The Problem: In years past, I've used an incandescent bulb to help keep the two chickens in my backyard warm though the cold New Hampshire winters (the top's of their heads, their combs, get frostbit when it gets really cold). Just enough light would filter out of the coop so that I could tell from the view from my kitchen that the light was on, keeping the chickens warm. The downside is that the extra light throws off their bodies' natural rhythm, so this year I'm want to use a ceramic heater bulb, the kind you might use in a reptile terarium. It gives off no light, so I don't have a good way to tell if the heater is functioning. I need a way to measure the temperature of the coop.

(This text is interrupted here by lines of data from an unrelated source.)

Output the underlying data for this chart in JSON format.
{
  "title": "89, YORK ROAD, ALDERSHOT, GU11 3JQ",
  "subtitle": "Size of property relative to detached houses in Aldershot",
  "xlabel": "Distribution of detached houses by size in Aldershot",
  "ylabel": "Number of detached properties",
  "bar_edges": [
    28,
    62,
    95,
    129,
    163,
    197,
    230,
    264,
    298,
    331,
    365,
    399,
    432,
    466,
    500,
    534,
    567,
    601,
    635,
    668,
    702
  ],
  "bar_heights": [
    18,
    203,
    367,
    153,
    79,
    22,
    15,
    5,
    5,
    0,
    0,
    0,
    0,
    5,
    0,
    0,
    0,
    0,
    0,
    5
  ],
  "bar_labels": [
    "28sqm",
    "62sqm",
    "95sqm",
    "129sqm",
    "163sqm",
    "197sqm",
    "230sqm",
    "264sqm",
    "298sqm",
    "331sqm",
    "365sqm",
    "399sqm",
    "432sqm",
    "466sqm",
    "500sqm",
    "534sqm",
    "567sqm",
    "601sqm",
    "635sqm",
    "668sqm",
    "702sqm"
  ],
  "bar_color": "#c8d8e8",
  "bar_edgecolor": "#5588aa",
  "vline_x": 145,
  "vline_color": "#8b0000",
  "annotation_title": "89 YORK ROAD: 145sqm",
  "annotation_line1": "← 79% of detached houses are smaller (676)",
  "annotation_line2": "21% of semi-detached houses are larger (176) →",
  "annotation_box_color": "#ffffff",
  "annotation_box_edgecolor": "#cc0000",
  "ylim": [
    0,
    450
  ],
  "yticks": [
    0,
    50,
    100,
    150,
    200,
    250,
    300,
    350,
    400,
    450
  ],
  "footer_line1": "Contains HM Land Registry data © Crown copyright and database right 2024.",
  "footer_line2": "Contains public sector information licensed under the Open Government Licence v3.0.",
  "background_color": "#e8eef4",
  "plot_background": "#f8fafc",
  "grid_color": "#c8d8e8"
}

Solution: Design and build a temperature sensor PCB for the inside and outside of the coop automatically send the results to my computer.
I chose the ESP8266 to be the main microcontroller for this project. It's one of the hottest (and easiest) Internet of Things microcontroller on the market today. Originally developed as an easy solution for adding WiFi to existing projects, its actually a powerful microcontroller itself, able to act as both a ethernet client or server for your next DIY electronics project. Its supported as an Add-On board for your Arduino environment.
The easiest way to get started is with the Adafruit HUZZAH ESP8266 Breakout board, which can be had for under $10 dollars
The custom PCB is compatible with the Adafruit HUZZAH ESP8266 Breakout. We'll go into a detailed explanation of the design of this board next, or you can jump right to the sections your may be interested in:
The daughter board is really an easy way to hook up multiple temperature-sensitive resistors to the analog-to-digital converter of the ESP8266. For this chicken-coop project, we need to measure the inside and outside temperature. The daughter board supports measuring up to 4 temperatures. Since we only have two temperatures to measure, we'll need two 10K Precision Epoxy Thermistors from Adafruit
You'll need a way to talk to the ESP8266 and program it. I used the SparkFun USB to Serial Breakout - FT232RL
We want to be able to have this setup run off the grid. This 6V 3.4W Solar panel - 3.4 Watt Panel is a reliable solar panel that's available from Adafruit for $39
We want to be able to run the sensor at night. The sensor also consumes about 200mA, which is at the upper limit of the solar panel. So we'll setup this project to use a battery as its primary power source, and use the solar panel to charge the battery. This will let the sensor run through the night and in cloudy weather and when its shady. Adafruit offers a variety of batteries of different capacities. The Lithium Ion Polymer Battery - 3.7v 2500mAh is a large-ish battery that will work for this project and many others for $14.95
To charge the battery, we need a charging circuit. The USB LiIon/LiPoly charger at only $12.50 from Adafruit is a versitile solution for this project, and just like the battery, many other projects you might want to do.